Caching Strategies for Screenshot APIs: Reduce API Calls by 80%
If you're making screenshot API calls in production, a significant fraction of them are probably redundant. The same URL requested multiple times in a day. The same product page captured for two different users within minutes. The same social preview generated for a link that hasn't changed in weeks.
A well-designed cache layer can eliminate 60-80% of API calls while improving response latency for cached hits. The engineering is not complex — the key decisions are cache key design, TTL strategy, and storage backend selection.
Cache Key Design
The cache key must uniquely identify a screenshot. Two calls should produce the same cache hit if and only if they would produce an identical screenshot.

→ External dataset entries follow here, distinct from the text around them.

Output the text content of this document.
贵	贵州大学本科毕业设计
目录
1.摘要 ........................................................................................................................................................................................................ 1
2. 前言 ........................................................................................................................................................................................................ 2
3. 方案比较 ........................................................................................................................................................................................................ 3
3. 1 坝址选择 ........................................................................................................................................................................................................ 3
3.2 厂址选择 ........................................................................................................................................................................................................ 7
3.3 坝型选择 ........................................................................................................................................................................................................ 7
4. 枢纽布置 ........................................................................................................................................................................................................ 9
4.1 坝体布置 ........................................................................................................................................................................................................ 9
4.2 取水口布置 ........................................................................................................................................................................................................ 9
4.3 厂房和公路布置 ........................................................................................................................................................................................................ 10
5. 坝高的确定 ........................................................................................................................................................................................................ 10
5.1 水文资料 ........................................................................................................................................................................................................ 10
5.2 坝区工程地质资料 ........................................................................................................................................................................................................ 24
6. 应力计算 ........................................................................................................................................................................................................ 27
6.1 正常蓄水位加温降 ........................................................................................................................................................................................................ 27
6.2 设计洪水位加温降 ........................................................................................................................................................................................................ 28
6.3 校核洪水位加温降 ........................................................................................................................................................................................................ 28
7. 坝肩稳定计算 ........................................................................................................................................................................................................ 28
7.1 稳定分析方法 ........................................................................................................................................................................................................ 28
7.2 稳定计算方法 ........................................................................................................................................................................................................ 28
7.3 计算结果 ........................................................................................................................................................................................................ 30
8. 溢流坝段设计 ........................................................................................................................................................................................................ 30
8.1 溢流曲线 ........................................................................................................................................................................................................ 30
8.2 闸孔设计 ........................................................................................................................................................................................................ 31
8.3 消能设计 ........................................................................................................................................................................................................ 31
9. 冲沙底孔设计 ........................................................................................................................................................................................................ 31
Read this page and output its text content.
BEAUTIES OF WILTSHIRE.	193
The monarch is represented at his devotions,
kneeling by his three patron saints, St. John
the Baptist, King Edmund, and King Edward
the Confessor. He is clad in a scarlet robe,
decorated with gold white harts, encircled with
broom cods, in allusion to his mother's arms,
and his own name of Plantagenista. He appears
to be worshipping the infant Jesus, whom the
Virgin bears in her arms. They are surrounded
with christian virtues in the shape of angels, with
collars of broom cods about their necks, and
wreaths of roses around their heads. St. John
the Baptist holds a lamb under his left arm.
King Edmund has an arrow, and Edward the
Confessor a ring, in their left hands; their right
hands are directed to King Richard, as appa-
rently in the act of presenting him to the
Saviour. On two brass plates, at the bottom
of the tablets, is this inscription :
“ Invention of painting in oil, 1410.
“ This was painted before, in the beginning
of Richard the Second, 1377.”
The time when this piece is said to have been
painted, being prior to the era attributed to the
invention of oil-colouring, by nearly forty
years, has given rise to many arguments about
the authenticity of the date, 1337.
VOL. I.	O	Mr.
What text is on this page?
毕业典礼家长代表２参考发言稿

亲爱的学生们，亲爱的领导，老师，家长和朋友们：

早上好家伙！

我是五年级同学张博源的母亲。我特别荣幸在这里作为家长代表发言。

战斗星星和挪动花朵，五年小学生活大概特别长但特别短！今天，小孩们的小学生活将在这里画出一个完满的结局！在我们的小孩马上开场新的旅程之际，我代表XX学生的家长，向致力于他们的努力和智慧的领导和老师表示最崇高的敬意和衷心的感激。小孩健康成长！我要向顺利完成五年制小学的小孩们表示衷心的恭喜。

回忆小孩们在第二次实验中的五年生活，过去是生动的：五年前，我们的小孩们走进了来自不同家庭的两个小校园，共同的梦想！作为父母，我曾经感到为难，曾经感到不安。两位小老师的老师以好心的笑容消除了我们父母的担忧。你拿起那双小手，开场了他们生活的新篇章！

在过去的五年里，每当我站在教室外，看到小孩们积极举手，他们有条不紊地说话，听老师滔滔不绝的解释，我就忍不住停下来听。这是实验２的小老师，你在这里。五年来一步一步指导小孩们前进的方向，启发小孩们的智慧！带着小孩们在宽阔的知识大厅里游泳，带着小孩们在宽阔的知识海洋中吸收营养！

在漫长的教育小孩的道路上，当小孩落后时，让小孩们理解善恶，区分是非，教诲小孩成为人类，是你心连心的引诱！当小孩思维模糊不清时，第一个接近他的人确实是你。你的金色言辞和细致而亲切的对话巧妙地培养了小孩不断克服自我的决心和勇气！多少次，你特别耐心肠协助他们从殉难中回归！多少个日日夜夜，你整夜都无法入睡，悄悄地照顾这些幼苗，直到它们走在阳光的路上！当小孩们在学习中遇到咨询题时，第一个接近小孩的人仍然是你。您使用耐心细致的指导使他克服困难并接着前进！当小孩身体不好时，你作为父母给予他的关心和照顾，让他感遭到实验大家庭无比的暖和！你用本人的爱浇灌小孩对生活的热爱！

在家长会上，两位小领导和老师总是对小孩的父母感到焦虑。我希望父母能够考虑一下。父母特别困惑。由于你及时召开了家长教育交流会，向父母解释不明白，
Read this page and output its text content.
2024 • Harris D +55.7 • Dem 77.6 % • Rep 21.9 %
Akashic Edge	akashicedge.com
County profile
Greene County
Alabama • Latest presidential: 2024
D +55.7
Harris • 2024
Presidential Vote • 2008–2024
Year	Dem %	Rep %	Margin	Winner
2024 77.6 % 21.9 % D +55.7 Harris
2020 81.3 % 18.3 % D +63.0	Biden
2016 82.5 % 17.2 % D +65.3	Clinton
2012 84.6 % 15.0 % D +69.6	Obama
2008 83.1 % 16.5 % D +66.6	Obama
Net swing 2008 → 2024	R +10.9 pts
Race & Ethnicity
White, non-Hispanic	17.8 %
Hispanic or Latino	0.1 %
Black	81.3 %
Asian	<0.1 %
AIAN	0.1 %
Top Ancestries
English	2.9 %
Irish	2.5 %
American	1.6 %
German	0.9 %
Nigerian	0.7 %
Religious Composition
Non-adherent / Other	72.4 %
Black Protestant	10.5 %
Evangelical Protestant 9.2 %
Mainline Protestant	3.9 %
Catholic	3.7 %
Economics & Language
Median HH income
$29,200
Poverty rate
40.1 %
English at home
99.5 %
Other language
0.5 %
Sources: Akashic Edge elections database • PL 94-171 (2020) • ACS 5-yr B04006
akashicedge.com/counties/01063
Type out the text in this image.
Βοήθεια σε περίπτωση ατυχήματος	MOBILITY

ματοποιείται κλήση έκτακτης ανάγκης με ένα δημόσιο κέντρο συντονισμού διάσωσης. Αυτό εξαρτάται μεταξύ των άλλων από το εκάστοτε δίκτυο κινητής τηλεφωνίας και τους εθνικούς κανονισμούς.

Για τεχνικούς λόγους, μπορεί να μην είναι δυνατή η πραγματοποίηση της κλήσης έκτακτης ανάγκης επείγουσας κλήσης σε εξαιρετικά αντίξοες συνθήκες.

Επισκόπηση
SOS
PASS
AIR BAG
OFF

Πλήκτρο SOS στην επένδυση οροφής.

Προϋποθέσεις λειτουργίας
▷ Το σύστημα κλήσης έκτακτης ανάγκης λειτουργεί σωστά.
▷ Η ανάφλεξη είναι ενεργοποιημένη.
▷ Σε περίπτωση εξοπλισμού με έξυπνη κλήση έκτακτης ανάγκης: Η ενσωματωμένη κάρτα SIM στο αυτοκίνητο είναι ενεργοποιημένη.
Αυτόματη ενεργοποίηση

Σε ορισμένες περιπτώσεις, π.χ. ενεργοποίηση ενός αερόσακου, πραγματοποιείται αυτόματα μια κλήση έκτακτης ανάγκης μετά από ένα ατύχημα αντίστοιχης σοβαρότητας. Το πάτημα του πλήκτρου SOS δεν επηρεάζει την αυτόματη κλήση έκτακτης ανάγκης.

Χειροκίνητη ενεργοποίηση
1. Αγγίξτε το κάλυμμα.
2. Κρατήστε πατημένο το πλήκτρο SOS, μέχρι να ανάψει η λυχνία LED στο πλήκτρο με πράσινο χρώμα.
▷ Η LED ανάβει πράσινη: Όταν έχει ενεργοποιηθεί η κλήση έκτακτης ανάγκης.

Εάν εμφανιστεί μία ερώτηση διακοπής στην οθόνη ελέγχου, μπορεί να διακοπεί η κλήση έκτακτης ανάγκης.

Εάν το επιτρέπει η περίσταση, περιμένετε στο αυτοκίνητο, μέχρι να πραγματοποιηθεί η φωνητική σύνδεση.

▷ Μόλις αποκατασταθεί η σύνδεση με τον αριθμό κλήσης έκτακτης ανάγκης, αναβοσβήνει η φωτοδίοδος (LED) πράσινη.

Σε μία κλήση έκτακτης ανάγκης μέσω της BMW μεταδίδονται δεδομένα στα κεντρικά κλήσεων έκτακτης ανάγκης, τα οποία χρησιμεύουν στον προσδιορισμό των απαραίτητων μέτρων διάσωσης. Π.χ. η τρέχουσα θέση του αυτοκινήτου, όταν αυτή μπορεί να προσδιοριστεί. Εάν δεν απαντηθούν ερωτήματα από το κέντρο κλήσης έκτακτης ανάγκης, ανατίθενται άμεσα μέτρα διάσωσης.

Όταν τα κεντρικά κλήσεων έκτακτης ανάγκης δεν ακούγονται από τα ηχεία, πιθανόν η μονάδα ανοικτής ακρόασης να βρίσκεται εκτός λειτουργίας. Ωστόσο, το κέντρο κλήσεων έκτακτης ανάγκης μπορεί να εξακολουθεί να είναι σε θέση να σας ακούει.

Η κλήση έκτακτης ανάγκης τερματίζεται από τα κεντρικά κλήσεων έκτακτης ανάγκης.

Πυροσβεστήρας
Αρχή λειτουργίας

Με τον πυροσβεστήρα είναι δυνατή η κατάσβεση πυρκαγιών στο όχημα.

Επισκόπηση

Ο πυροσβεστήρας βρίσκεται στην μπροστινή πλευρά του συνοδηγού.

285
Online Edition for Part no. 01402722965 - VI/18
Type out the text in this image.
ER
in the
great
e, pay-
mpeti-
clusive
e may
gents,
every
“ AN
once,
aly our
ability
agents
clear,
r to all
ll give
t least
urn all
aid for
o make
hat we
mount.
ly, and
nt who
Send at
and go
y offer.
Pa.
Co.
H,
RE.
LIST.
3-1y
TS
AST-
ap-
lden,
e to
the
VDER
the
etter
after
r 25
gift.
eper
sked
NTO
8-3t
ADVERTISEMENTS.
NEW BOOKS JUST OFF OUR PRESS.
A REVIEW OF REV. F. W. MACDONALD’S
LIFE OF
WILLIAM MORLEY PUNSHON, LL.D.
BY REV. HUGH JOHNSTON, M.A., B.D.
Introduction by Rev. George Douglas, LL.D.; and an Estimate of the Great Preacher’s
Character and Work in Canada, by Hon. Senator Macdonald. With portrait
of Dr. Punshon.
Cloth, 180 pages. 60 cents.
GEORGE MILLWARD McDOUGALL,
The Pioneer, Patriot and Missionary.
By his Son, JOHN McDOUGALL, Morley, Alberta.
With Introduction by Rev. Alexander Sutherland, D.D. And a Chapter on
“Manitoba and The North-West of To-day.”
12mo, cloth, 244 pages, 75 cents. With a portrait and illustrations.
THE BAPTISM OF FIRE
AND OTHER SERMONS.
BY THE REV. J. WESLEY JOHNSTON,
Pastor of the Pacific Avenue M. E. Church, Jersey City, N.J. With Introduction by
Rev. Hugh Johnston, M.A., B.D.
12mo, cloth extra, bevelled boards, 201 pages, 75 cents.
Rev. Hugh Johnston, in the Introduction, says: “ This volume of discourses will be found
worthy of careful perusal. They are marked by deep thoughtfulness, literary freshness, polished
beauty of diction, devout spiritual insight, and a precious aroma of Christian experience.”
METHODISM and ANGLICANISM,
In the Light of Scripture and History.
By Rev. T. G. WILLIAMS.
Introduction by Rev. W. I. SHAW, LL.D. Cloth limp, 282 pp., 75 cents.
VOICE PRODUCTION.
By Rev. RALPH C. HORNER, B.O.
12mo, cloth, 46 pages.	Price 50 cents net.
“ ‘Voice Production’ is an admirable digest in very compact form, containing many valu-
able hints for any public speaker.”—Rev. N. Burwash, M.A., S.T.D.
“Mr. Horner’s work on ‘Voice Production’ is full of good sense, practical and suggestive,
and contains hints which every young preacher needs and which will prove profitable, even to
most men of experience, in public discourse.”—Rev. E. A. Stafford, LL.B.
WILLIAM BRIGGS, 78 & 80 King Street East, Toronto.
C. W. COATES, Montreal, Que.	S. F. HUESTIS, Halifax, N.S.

What affects the output: - URL (including query parameters, if they affect page content) - Viewport dimensions (width, height) - Full page vs. above-fold - Output format (PNG vs. WebP) - Device pixel ratio - Custom CSS injection - Wait strategy
What doesn't affect the output: - Timestamp (unless passed in the URL) - Requester identity - Request ID
import hashlib
import json
from typing import Any
def make_cache_key(url: str, params: dict[str, Any]) -> str:
"""
Generate a stable cache key from URL and screenshot parameters.
Only includes parameters that affect the output image.
"""
# Normalize URL: strip trailing slashes, lowercase scheme and host
from urllib.parse import urlparse, urlunparse
parsed = urlparse(url)
normalized_url = urlunparse(
parsed._replace(scheme=parsed.scheme.lower(), netloc=parsed.netloc.lower())
)
# Only cache-relevant parameters
cache_params = {
"url": normalized_url,
"width": params.get("width", 1280),
"height": params.get("height"),
"full_page": params.get("full_page", True),
"format": params.get("format", "png"),
"device_scale": params.get("device_scale", 1),
"inject_css": params.get("inject_css"),
"block_ads": params.get("block_ads", False),
}
# Remove None values for consistency
cache_params = {k: v for k, v in cache_params.items() if v is not None}
# Stable JSON serialization → hash
serialized = json.dumps(cache_params, sort_keys=True)
return hashlib.sha256(serialized.encode()).hexdigest()[:32]
TTL Strategy
Different pages have different change frequencies. A hardcoded TTL misses most of the opportunity.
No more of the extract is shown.